Marx, teorik düşüncesinde bilimin temel önemde olduğu konusunda nettir. Bundan hiç kuşku duymaz, fakat tarihsel ilerlemeye dayalı anlayışı, Marx’ın bilim ile politikayı birbirinden ayırmasına müsaade etmez. Yaşadığı gerilim Marx’ın egemenlere duyduğu öfkeye yansımıştır, ancak Marx adeta kendisine rağmen politikanın bilimsel önermeleri takip etmesini ve ân’da adımlarını ona uydurmasının gerekli olduğunu savunmuştur. O, kurmuş olduğu temsil ilişkisinde bilim ile politikayı birbirinden ayırmadan bilim teorisi ile politika teorisi arasında tarih felsefesi kavramları aracılığıyla bir ilişki kurar. Bu ilişkide Marx, açıkça tarihsel devrimciliği savunur.
Marx’a göre önemli olan, politik olarak devrimci olmak değil, tarihsel devrimci olmaktır. Çünkü politik devrimci olmak kesintisiz bir biçimde ilerleyen tarihin ereğine ulaşması karşısında, “dünün mirasından doğan çağdışılıktır. Bu çağdışı toplumsal ve siyasal ilişkilerin altında ezilmemek için tarihin ilerlemesinden yana olmak ve ona göre politik tutum almak gerekir”. Marx’taki bu motif daha sonra Kautsky ve 2. Enternasyonal tarafından devrimci politika adına savunuldu ve kapitalizmin kendi iç çelişkileriyle aşılacağı önerildi. Lenin’in müdahalesi ve gerçekleştirdiği kuruluş tam da bu alanda önem kazanır. Ayrıca Marx, Asyatik toplumları durağan, değişmeyen, kendi iç dönüşüm mekanizmalarından yoksun yapılar olarak tasvir eder. Bu yaklaşım bir dış gücün Asyatik toplumlara müdahale ederek, onları tarih dışı olmaktan çıkarıp dünya tarihinin normal akışına dahil etmesini gerektiriyordu. Böylesi bir yaklaşım ilerleme fikrini beraberinde getirir. Bu ilerlemeci yaklaşıma göre Avrupa emperyalizmi, Asya toplumlarında istemeden de olsa olumlu bir rol oynar.

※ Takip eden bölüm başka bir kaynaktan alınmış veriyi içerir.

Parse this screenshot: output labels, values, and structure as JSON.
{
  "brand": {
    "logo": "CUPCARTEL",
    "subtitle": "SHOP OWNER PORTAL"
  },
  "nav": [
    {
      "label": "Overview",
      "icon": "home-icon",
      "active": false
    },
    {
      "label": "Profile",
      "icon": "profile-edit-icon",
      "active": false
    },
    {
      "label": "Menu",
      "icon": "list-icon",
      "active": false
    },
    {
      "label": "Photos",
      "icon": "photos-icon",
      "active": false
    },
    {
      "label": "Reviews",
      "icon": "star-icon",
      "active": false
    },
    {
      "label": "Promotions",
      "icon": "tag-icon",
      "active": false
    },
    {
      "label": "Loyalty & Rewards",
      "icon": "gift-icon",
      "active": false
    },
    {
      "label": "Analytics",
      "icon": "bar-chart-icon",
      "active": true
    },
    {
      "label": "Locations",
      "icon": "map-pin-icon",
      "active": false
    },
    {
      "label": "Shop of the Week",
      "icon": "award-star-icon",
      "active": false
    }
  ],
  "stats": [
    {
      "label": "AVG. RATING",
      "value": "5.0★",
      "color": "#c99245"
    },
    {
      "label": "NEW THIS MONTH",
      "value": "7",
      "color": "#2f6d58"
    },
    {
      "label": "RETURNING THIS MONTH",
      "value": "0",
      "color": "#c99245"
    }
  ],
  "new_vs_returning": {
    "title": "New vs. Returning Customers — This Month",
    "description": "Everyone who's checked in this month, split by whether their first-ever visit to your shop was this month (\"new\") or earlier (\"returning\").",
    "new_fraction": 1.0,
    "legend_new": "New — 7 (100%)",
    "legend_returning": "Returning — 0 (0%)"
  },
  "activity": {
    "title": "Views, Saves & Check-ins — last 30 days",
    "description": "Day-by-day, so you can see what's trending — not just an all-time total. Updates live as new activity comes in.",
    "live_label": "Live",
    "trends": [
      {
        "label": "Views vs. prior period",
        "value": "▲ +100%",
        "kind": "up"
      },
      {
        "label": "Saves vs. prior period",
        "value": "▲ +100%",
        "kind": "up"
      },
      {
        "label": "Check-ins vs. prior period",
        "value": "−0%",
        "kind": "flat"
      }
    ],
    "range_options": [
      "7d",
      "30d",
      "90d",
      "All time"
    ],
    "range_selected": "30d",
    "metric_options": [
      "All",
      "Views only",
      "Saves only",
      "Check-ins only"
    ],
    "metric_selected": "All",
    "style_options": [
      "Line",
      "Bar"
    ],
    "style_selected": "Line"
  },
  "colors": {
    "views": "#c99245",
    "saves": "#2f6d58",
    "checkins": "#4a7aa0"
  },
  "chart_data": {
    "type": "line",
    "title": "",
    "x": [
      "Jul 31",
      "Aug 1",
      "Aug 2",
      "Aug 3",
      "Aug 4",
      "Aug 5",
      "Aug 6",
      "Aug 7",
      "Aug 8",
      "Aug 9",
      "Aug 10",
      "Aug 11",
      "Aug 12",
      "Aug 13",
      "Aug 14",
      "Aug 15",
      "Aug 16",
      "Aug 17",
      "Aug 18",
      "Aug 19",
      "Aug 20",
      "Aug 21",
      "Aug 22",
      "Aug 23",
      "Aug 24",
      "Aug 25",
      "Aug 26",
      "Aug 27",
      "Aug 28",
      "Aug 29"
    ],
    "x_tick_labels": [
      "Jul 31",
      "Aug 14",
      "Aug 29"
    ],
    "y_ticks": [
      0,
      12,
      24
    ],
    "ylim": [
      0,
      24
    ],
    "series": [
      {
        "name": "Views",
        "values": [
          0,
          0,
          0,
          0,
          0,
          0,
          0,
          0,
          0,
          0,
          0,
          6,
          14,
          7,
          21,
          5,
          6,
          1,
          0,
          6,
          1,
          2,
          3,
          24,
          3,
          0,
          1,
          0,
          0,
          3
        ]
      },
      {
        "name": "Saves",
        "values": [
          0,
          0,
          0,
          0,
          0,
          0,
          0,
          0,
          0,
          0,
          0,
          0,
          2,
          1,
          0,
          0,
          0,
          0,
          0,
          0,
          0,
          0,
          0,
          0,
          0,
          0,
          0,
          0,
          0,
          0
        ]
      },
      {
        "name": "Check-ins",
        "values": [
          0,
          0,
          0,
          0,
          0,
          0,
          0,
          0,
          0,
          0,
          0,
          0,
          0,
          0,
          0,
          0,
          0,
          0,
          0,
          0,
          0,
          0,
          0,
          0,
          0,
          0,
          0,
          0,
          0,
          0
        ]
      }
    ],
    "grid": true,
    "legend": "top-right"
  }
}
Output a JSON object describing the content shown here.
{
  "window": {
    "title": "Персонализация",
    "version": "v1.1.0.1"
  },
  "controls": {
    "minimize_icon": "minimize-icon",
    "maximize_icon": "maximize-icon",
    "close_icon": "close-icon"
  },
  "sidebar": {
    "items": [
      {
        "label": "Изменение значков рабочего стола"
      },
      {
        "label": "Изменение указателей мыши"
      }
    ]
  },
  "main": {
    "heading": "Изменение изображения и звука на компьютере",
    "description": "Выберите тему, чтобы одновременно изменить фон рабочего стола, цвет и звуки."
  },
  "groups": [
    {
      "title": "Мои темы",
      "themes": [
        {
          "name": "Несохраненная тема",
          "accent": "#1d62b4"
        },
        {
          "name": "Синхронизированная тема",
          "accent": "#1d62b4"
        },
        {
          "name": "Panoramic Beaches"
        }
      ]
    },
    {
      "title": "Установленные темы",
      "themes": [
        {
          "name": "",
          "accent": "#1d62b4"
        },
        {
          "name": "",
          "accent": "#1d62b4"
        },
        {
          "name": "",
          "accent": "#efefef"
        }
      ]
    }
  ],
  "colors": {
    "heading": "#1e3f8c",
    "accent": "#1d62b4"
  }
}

Emperyalizmin sömürgeci politikalarına karşı direnen sömürge ülke devrimcilerinin bu yaklaşımı benimsemeleri mümkün değildi. Öte yandan, Sovyetler Birliği, Marksizmin tarih anlayışında Asya tipi üretim tarzına yer olmadığını, Avrupa toplumunun tarihsel gelişiminin tüm toplumların geleceğini temsil ettiğini açıklamış bulunuyordu. Asya’nın ulusal devrimcileri, Marx’ın Asya tipi üretim analizini görmezden geldiler. Bunu ya açıktan reddettiler ya da feodallere yakıştırarak, feodalizmin olumsuzlaması olarak kullandılar ve Marksizmle pozitif ilişkilenmeye devam ettiler. Fakat bütün bunlardan daha da önemli olan şey, sömürge ülke devrimcilerinin kendilerini dünya devriminin bir parçası olarak görmeleri, sanayileşme ve modernleşmeyi yaşamak istemeleriydi. Onlar sosyalizmi ancak bu sayede inşa edebileceklerine inanıyorlardı. “Sanayi yönünden daha çok gelişmiş bir ülke, daha az gelişmiş olan ülkeye ancak kendi geleceğinin imgesini gösterir.”[9] Marx’ın bu ifadesi dönemin ortak duygusunu yansıtır. ‘Muasır medeniyet seviyesine’ ulaşma hayali olarak Avrupa referansı burjuva devrimcilerinin olduğu kadar sosyalist dünya görüşüne sahip devrimcilerin de paylaştığı ortak imgeyi oluşturuyordu.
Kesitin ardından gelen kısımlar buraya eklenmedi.